Entries in collections (2)


A Little Mercy Please

Garnishment – the dreaded word. Garnishment is when a creditor reaches into your paycheck each month and pockets a certain amount, which is then applied toward what you owe that creditor. My guess is that most people think of garnishment in relation to child support payments. But garnishment can happen anytime you have an outstanding unpaid judgment against you.

For this entry, assume that the creditor obtained a judgment against the debtor. Through post-judgment discovery (a court-sanctioned investigation of the debtor’s assets and income), the creditor finds out that the debtor works in a local factory and makes $500.00 a week in gross income. State and Federal laws restrict how much a creditor can garnish from any individual’s wages. The calculation varies depending on how much the individual makes. In this case, assume the creditor can garnish $75.00 out of each paycheck of the debtor.

Our debtor does not make a lot of money, but he supports a large family on his $500.00 a week, including his wife, three children, and his elderly mother. The $75.00 less a week make a huge difference in his ability to support his family. Is there anything he can do for relief?

Yes. Buried among the procedural guidelines, is a small but helpful section: 735 ILCS 5/2-1402(C)(2). This section gives the court discretion to reduce the amount that can be garnished from the debtor. Specifically, the court can take into consideration “the reasonable requirements of the judgment debtor and his or her family, if dependent upon him or her.” This language does not guarantee that a judge will reduce the amount to be garnished, but it does mean that the debtor can plead for mercy. Instead of allowing $75.00 to be taken out each week, an understanding judge might knock the amount down to $35.00 a week, which will go a long way in helping the debtor take care of his family.  

Concluding remarks: If you’re facing a potential garnishment that will impact your ability to provide for your family, ask the judge for a little mercy, and remind him that the legislature has given him the authority to extend that mercy.


Holding a Wildcard

My family loves to play games, from board games as traditional as Monopoly to a card game affectionately referred to as Pond Scum. One of my favorite games as a young child was Uno. It was simple and fast. Plus, I always knew which card to hang on to: the wildcard. It was a beautiful card, containing all the colors of the game. The wildcard could be played on any other card, and I always viewed it as the perfect way to end a game of Uno.

In Uno, having a wildcard is good, but knowing when to play it is better. The same is true with a legal wildcard.

The legal wildcard I’m referring to is found in the Illinois Code of Civil Procedure. 735 ILCS 5/12-1001(b). The players who hold a wildcard are debtors. A debtor is a person against whom a judgment has been entered.

So how much is that wildcard worth? And when should it be played?

The wildcard is worth $4,000 a person. Figuring out when to play it is the tricky part. The law puts a debtor’s assets into two figurative piles. The first is the exempt pile. This is the stuff the law says your creditor can’t touch, like family pictures, a bible, or social security payments. The second pile contains everything else, which the law calls non-exempt assets. The second pile is the candy store for the creditor. They get to look at what’s there and decide (with the court’s blessing) what they want to use to pay the debt.

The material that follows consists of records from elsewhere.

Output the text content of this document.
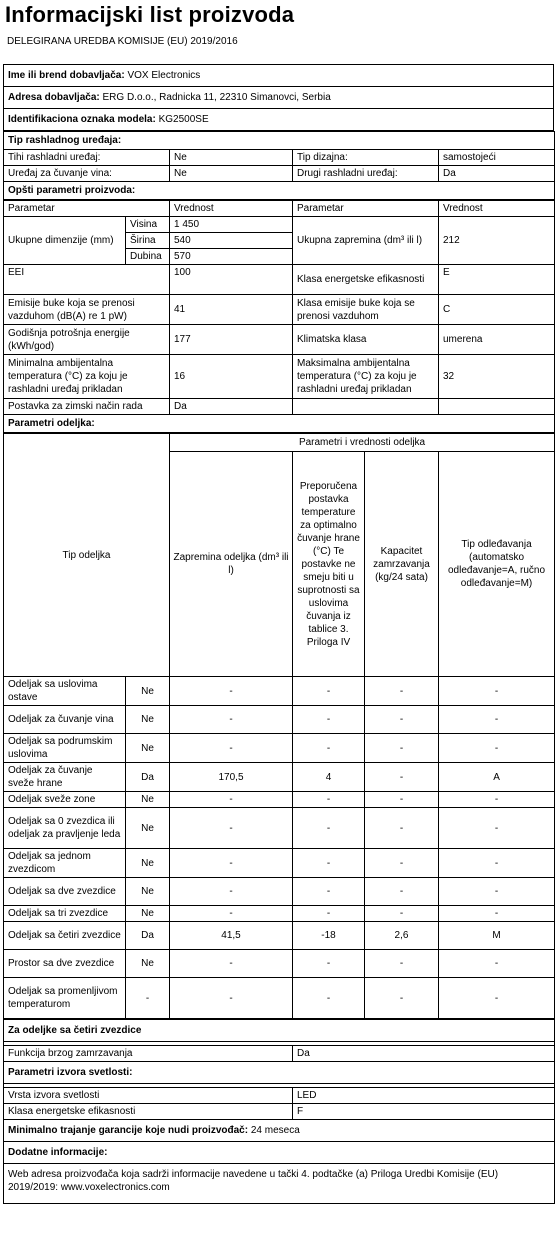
Informacijski list proizvoda
DELEGIRANA UREDBA KOMISIJE (EU) 2019/2016
Ime ili brend dobavljača: VOX Electronics
Adresa dobavljača: ERG D.o.o., Radnicka 11, 22310 Simanovci, Serbia
Identifikaciona oznaka modela: KG2500SE
Tip rashladnog uređaja:			
Tihi rashladni uređaj:	Ne	Tip dizajna:	samostojeći
Uređaj za čuvanje vina:	Ne	Drugi rashladni uređaj:	Da
Opšti parametri proizvoda:			
Parametar		Vrednost	Parametar	Vrednost
Ukupne dimenzije (mm)	Visina	1 450	Ukupna zapremina (dm³ ili l)	212
	Širina	540		
	Dubina	570		
EEI		100	Klasa energetske efikasnosti	E
Emisije buke koja se prenosi vazduhom (dB(A) re 1 pW)		41	Klasa emisije buke koja se prenosi vazduhom	C
Godišnja potrošnja energije (kWh/god)		177	Klimatska klasa	umerena
Minimalna ambijentalna temperatura (°C) za koju je rashladni uređaj prikladan		16	Maksimalna ambijentalna temperatura (°C) za koju je rashladni uređaj prikladan	32
Postavka za zimski način rada		Da		
Parametri odeljka:				
Tip odeljka		Parametri i vrednosti odeljka			
		Zapremina odeljka (dm³ ili l)	Preporučena postavka temperature za optimalno čuvanje hrane (°C) Te postavke ne smeju biti u suprotnosti sa uslovima čuvanja iz tablice 3. Priloga IV	Kapacitet zamrzavanja (kg/24 sata)	Tip odleđavanja (automatsko odleđavanje=A, ručno odleđavanje=M)
Odeljak sa uslovima ostave	Ne	-	-	-	-
Odeljak za čuvanje vina	Ne	-	-	-	-
Odeljak sa podrumskim uslovima	Ne	-	-	-	-
Odeljak za čuvanje sveže hrane	Da	170,5	4	-	A
Odeljak sveže zone	Ne	-	-	-	-
Odeljak sa 0 zvezdica ili odeljak za pravljenje leda	Ne	-	-	-	-
Odeljak sa jednom zvezdicom	Ne	-	-	-	-
Odeljak sa dve zvezdice	Ne	-	-	-	-
Odeljak sa tri zvezdice	Ne	-	-	-	-
Odeljak sa četiri zvezdice	Da	41,5	-18	2,6	M
Prostor sa dve zvezdice	Ne	-	-	-	-
Odeljak sa promenljivom temperaturom	-	-	-	-	-
Za odeljke sa četiri zvezdice	

Funkcija brzog zamrzavanja	Da
Parametri izvora svetlosti:	

Vrsta izvora svetlosti	LED
Klasa energetske efikasnosti	F
Minimalno trajanje garancije koje nudi proizvođač: 24 meseca	
Dodatne informacije:	
Web adresa proizvođača koja sadrži informacije navedene u tački 4. podtačke (a) Priloga Uredbi Komisije (EU) 2019/2019: www.voxelectronics.com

With these basics in mind, here are some simple rules for playing the debtor’s wildcard: (1) only use it on non-exempt, second pile, assets; (2) don’t use it until the creditor is trying to come after something from the second pile that you want to keep; (3) claim it in court, that’s the only way it counts; and (4) make sure you really want to use it because you only get to play it once up to $4,000. For example, let’s say you owe AT&T $1,000 on a judgment and in your second pile you have a bank account worth $3,000. You can play your wildcard to protect all the money in your bank account, but that only leaves you with $1,000 on your wildcard. That means, if AT&T, or another creditor, came after the 1965 Mustang you restored with your dad, you’d only have $1,000 worth of wildcard left to play toward something that might be worth more to you than your bank account.      

Concluding Remarks: (1) Always consult a lawyer (2) know your cards and know when to play them.